Saxby Chambliss is waffling around like a dog off its leash for the first time.
He says he does not care about a "twenty year old pledge" he signed. He's talking about the Americans for Tax Reform pledge that says he pledges not to raise taxes. He has clarified his remarks to mean he wants tax reform that increases revenue through job growth.
Everyone knows that Saxby meant he was happy to raise taxes. Now, under pressure back home, he is waffling. He covets his seat in Washington and is fearful of being primaries. Georgia has primary run-offs, whichs means he can be taken out. He cannot bring himself to say he wants to raise revenue through changing in the tax code that will cause taxes to go up, so he dances around. Behind the scenes, we all know he will work to structure a proposal that increases taxes on Americans, but he'll cleverly make sure there are enough votes so he can vote against it. He is active and has been actively complicit with Mark Warner (D, VA) and others on raising taxes.
I started working on Saxby Chambliss's campaign in 1994, the year he beat Craig Mathis. Mathis, who still has a bumper sticker stuck to a light pole next to Vineville Baptist Church in Macon, Georgia, ran as a typical Southern Democrat. Saxby campaigned that Mathis would join Bill Clinton in raising taxes on the American people. A symbol of his commitment to not raise taxes was the Americans for Tax Reform pledge. Saxby won in the 1994 Republican wave with a brilliant campaign manager named Rob Leeburn, who went on to be his Chief of Staff for a number of years.
In the campaigns of 1994, 1996, 1998, and 2000 — all of which I actively volunteered on his campaign so much so that I had a key to the office and occasionally slept on the nasty, but incredibly comfortable couch in the back office — Chambliss kept an oversized copy of his ATR pledge at the front door of his campaign office. When his signature would begin to fade, he'd re-sign the pledge on top of his old signature.
In the seventeen years Saxby Chambliss has been in Congress, expenditures have outpaced revenue in all but four of those years. Those years happened to be during the Clinton years during the height of the dot-com bubble people forget when talking about Clinton tax rates. Since that time, and for the entirety of the time the Republicans controlled Congress, outlays have exceeded receipts. But Saxby and the GOP stuck to their no new tax pledge.
Saxby Chambliss has been one of the culprits in Washington's spending addition. Forget the War on Terror, etc. While national security matters explain a good bit of the deficits, they do not explain all of them. For example, Saxby Chambliss was a major proponent of agricultural largess. After the Democrats took back Congress in 2006, Saxby Chambliss personally lobbied the entire Georgia delegation to support the Ag bill he favored. All the House Republicans from Georgia, except Phil Gingrey, broke with Chambliss on that.

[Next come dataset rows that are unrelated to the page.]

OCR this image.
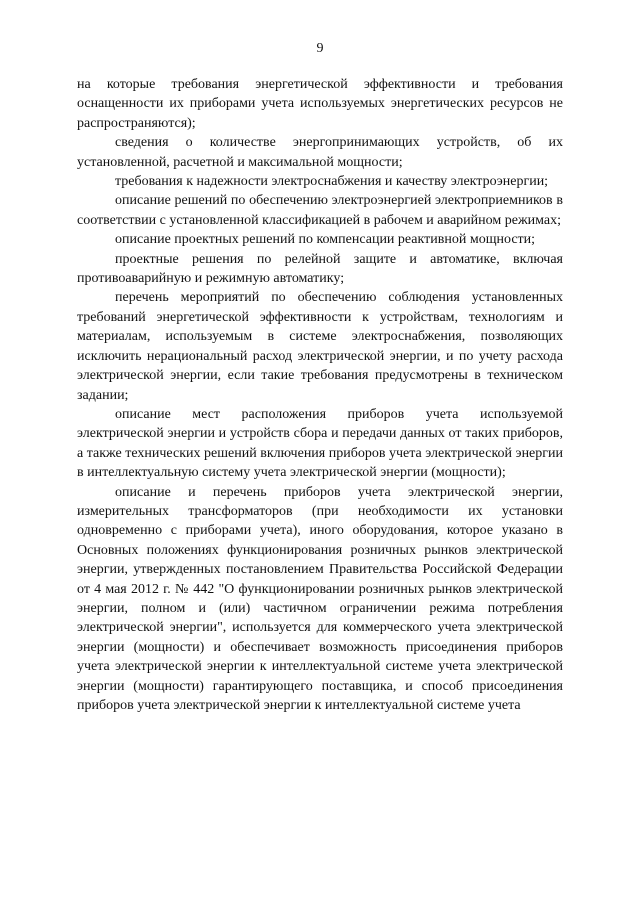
9

на которые требования энергетической эффективности и требования оснащенности их приборами учета используемых энергетических ресурсов не распространяются);

сведения о количестве энергопринимающих устройств, об их установленной, расчетной и максимальной мощности;

требования к надежности электроснабжения и качеству электроэнергии;

описание решений по обеспечению электроэнергией электроприемников в соответствии с установленной классификацией в рабочем и аварийном режимах;

описание проектных решений по компенсации реактивной мощности;

проектные решения по релейной защите и автоматике, включая противоаварийную и режимную автоматику;

перечень мероприятий по обеспечению соблюдения установленных требований энергетической эффективности к устройствам, технологиям и материалам, используемым в системе электроснабжения, позволяющих исключить нерациональный расход электрической энергии, и по учету расхода электрической энергии, если такие требования предусмотрены в техническом задании;

описание мест расположения приборов учета используемой электрической энергии и устройств сбора и передачи данных от таких приборов, а также технических решений включения приборов учета электрической энергии в интеллектуальную систему учета электрической энергии (мощности);

описание и перечень приборов учета электрической энергии, измерительных трансформаторов (при необходимости их установки одновременно с приборами учета), иного оборудования, которое указано в Основных положениях функционирования розничных рынков электрической энергии, утвержденных постановлением Правительства Российской Федерации от 4 мая 2012 г. № 442 "О функционировании розничных рынков электрической энергии, полном и (или) частичном ограничении режима потребления электрической энергии", используется для коммерческого учета электрической энергии (мощности) и обеспечивает возможность присоединения приборов учета электрической энергии к интеллектуальной системе учета электрической энергии (мощности) гарантирующего поставщика, и способ присоединения приборов учета электрической энергии к интеллектуальной системе учета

Chambliss has been a huge spender for agriculture and defense, two key constituencies he has always had. He has, in short, spoken like a champion of limited government, but voted like a free spending liberal for his own constituencies. Now, in the ultimate sign that Chambliss is ready to throw in the towel on any pretense, he signals he wants to raise taxes . . . . errrr . . . . "revenue."
Revenue has gone up significantly since Saxby Chambliss first got to Washington. While it dipped between 2007 and 2009, even the drop into 2009 yielded higher revenue than existed in 2004 during George Bush's re-election. Washington has a spending problem, not a revenue problem, but Saxby Chambliss, being part of that problem, cannot see it. Instead, he sees a growing gap between spending and revenue and thinks it must be closed by increasing revenue.

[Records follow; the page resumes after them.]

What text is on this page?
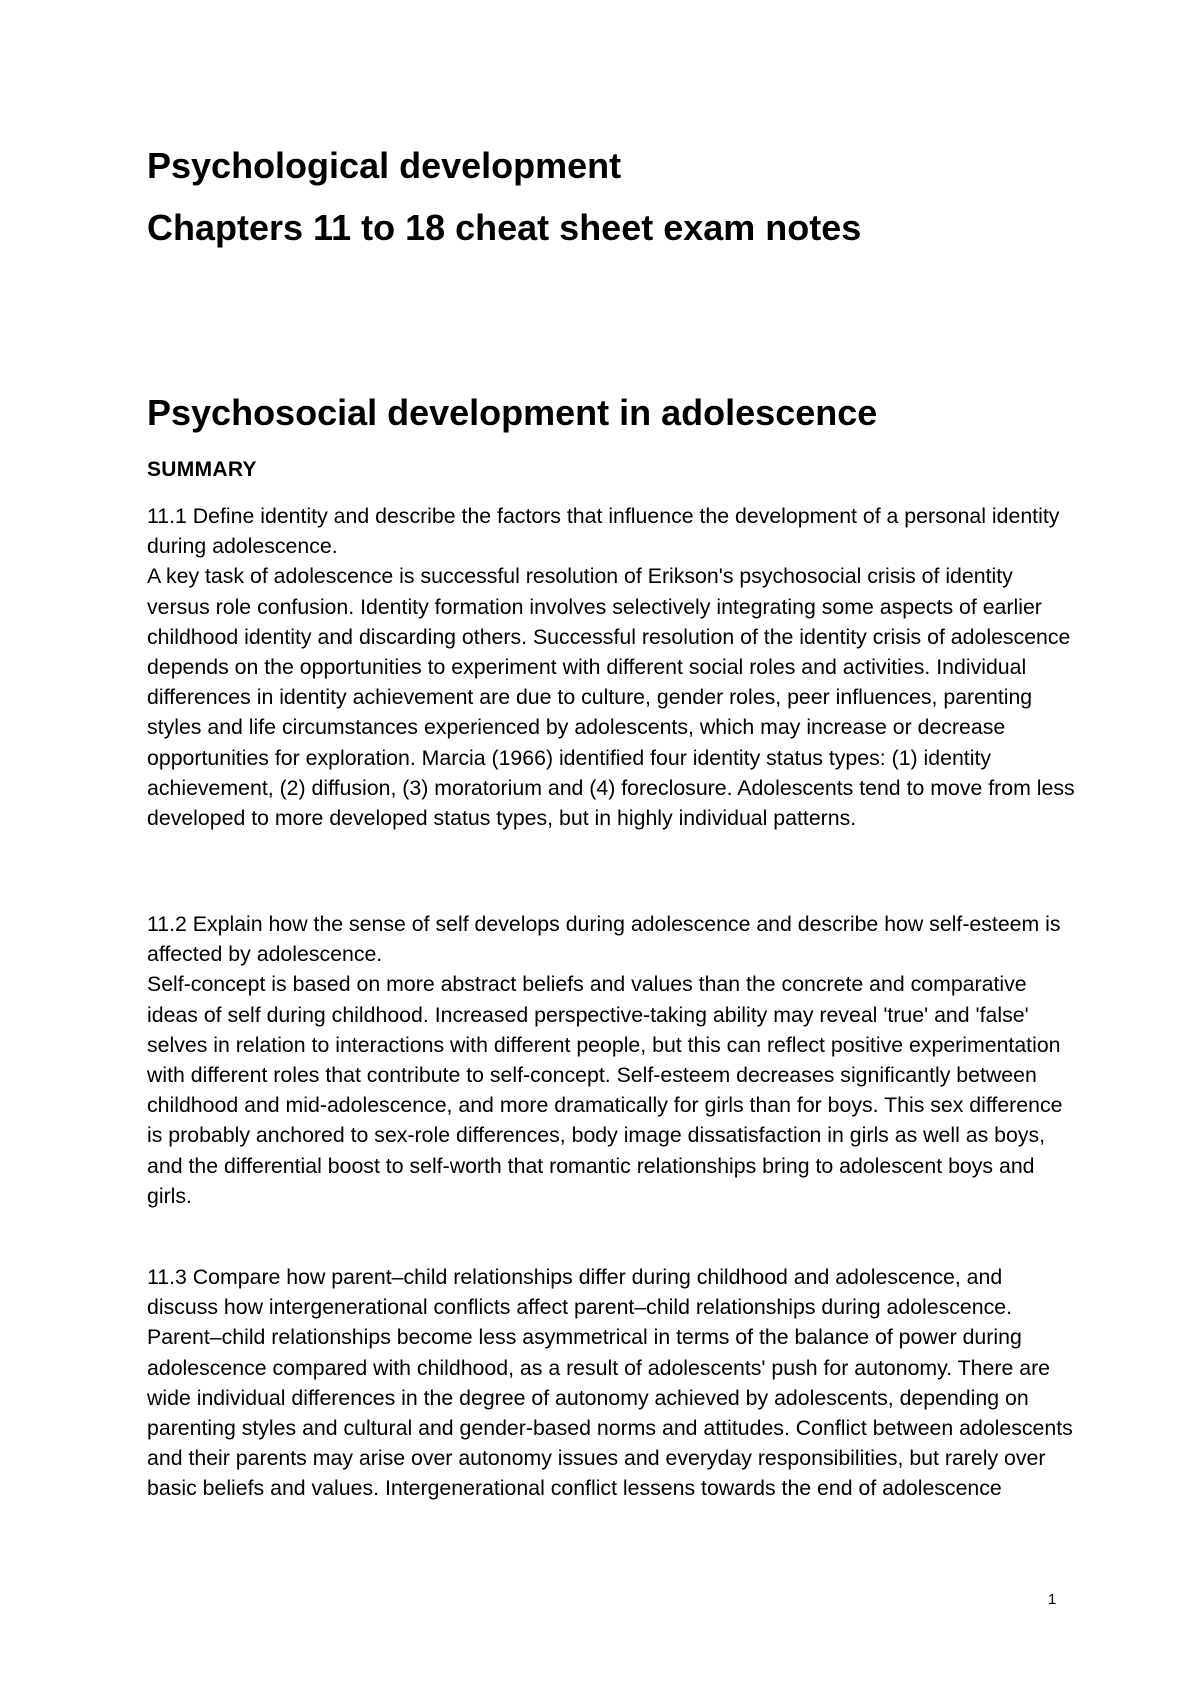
Psychological development
Chapters 11 to 18 cheat sheet exam notes
Psychosocial development in adolescence
SUMMARY

11.1 Define identity and describe the factors that influence the development of a personal identity during adolescence.

A key task of adolescence is successful resolution of Erikson's psychosocial crisis of identity versus role confusion. Identity formation involves selectively integrating some aspects of earlier childhood identity and discarding others. Successful resolution of the identity crisis of adolescence depends on the opportunities to experiment with different social roles and activities. Individual differences in identity achievement are due to culture, gender roles, peer influences, parenting styles and life circumstances experienced by adolescents, which may increase or decrease opportunities for exploration. Marcia (1966) identified four identity status types: (1) identity achievement, (2) diffusion, (3) moratorium and (4) foreclosure. Adolescents tend to move from less developed to more developed status types, but in highly individual patterns.

11.2 Explain how the sense of self develops during adolescence and describe how self-esteem is affected by adolescence.

Self-concept is based on more abstract beliefs and values than the concrete and comparative ideas of self during childhood. Increased perspective-taking ability may reveal 'true' and 'false' selves in relation to interactions with different people, but this can reflect positive experimentation with different roles that contribute to self-concept. Self-esteem decreases significantly between childhood and mid-adolescence, and more dramatically for girls than for boys. This sex difference is probably anchored to sex-role differences, body image dissatisfaction in girls as well as boys, and the differential boost to self-worth that romantic relationships bring to adolescent boys and girls.

11.3 Compare how parent–child relationships differ during childhood and adolescence, and discuss how intergenerational conflicts affect parent–child relationships during adolescence.

Parent–child relationships become less asymmetrical in terms of the balance of power during adolescence compared with childhood, as a result of adolescents' push for autonomy. There are wide individual differences in the degree of autonomy achieved by adolescents, depending on parenting styles and cultural and gender-based norms and attitudes. Conflict between adolescents and their parents may arise over autonomy issues and everyday responsibilities, but rarely over basic beliefs and values. Intergenerational conflict lessens towards the end of adolescence

1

Saxby Chambliss has been part of the problem and remains part of the problem.
A couple of years ago a mutual friend from Macon went up to see Saxby. There was a tea party rally going on. As our mutual friend sat in the office waiting for Saxby, his staff stood around ridiculing the tea party activists going by as simpletons, uneducated, hicks, and nuts. Chambliss himself has been overheard talking disparagingly of tea party activists in the Capitol Hill Club and elsewhere.
He has become entrenched in Washington, DC and thinks that we here in Georgia are the problem, not him. In 2005, he was convinced that we here in Georgia were the problem on immigration. Since then he's been convinced that we here in Georgia are the problem by not sending enough money to Washington, D.C.
In fact, we here in Georgia should convince Saxby that we are a problem — his problem in his path to re-election. We can and should make him fight for it and, the Good Lord willing, drive him from office in 2014. Georgia requires that a candidate in a primary secure 50% of the vote to get to the general election. A couple of well funded challengers could pull Saxby below 50% thereby forcing a runoff fight between Saxby and a conservative challenger. Saxby, being from South Georgia, has a weakness in the metro-Atlanta area. That weakness, combined with a libertarian four years ago, forced Saxby into a runoff election.
A conservative from metro-Atlanta could put Saxby Chambliss in peril and we should work to make that happen.